# Doppler effect ambulance problem

1. Aug 5, 2006

### mikejones2000

Question: An ambulance with a siren emitting a whine at 1300 Hz overtakes and passes a cyclist pedaling a bike at 2.44 m/s. After being passed, the cyclist hears a frequency of 1280 Hz. Use 343 m/s for the speed of sound in air. How fast is the ambulance moving?

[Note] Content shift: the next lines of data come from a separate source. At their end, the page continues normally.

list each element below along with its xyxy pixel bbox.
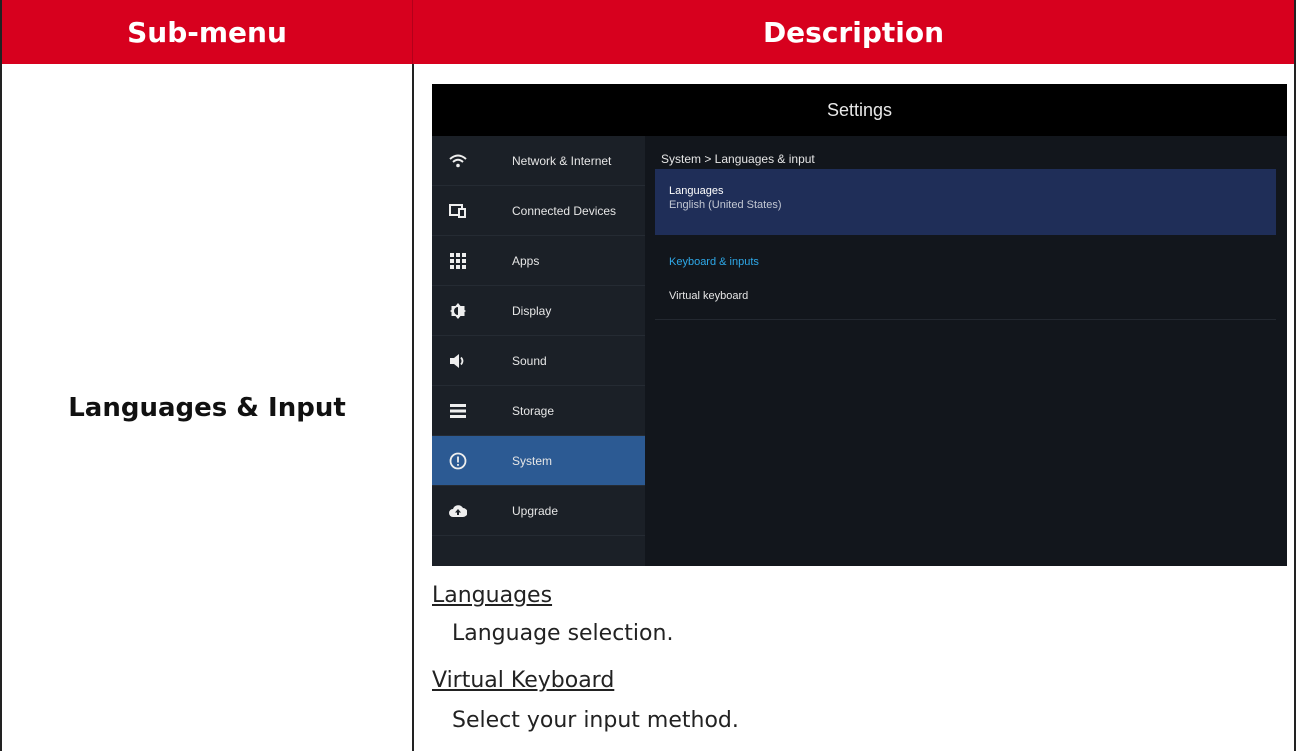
sidebar-item-display[interactable]: Display xyxy=(432,286,645,336)
sidebar-item-storage[interactable]: Storage xyxy=(432,386,645,436)
cloud-upload-icon xyxy=(432,486,484,536)
settings-screenshot: Settings Network & Internet Connected De… xyxy=(432,84,1287,566)
sidebar-item-network[interactable]: Network & Internet xyxy=(432,136,645,186)
sidebar-item-upgrade[interactable]: Upgrade xyxy=(432,486,645,536)
languages-row[interactable]: Languages English (United States) xyxy=(655,169,1276,235)
table-header: Sub-menu Description xyxy=(2,0,1294,64)
virtual-keyboard-heading: Virtual Keyboard xyxy=(432,668,615,693)
sidebar-item-label: Storage xyxy=(512,403,555,418)
sidebar-item-apps[interactable]: Apps xyxy=(432,236,645,286)
header-description: Description xyxy=(412,0,1294,64)
info-circle-icon xyxy=(432,436,484,486)
wifi-icon xyxy=(432,136,484,186)
breadcrumb: System > Languages & input xyxy=(661,152,815,166)
settings-sidebar: Network & Internet Connected Devices App… xyxy=(432,136,645,566)
devices-icon xyxy=(432,186,484,236)
sidebar-item-label: Display xyxy=(512,303,552,318)
keyboard-section-header: Keyboard & inputs xyxy=(669,256,759,268)
languages-title: Languages xyxy=(669,185,724,197)
sidebar-item-label: Upgrade xyxy=(512,503,559,518)
brightness-icon xyxy=(432,286,484,336)
sidebar-item-connected-devices[interactable]: Connected Devices xyxy=(432,186,645,236)
settings-content: System > Languages & input Languages Eng… xyxy=(645,136,1287,566)
column-divider xyxy=(412,64,414,751)
sidebar-item-sound[interactable]: Sound xyxy=(432,336,645,386)
virtual-keyboard-row[interactable]: Virtual keyboard xyxy=(655,280,1276,320)
sidebar-item-label: Network & Internet xyxy=(512,153,612,168)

i set up the doppler equation with as follows:

1300 hz =1280 hz((343+(2.44/343))/(343+(vs/343))), I am pretty confidant the signs I choose are correct but must be making a mistake in either interpreting the data or algebra, any help is greatly appreciated..

2. Aug 5, 2006

### Mattara

If you are not sure about the positive direction, I can tell you that the positive direction is aimed towards eachother relative to the air.

3. Aug 6, 2006

### sdekivit

when both the source and the cyclist move (in this case), then the Dopplereffect is given by:

$$f_{cyclist} = f_{ambulance}\frac {(v + v_{cyclist})} {(v + v_{ambulance})}$$

but you can also say that the cyclist stands still and the ambulance passes with a relative velocity $$v_{rel}$$. Then use:

$$f_{cyclist} = f_{ambulance}\frac {v} {(v + v_{rel,amb})}$$ and then add the velocity of the cyclist.

Last edited: Aug 6, 2006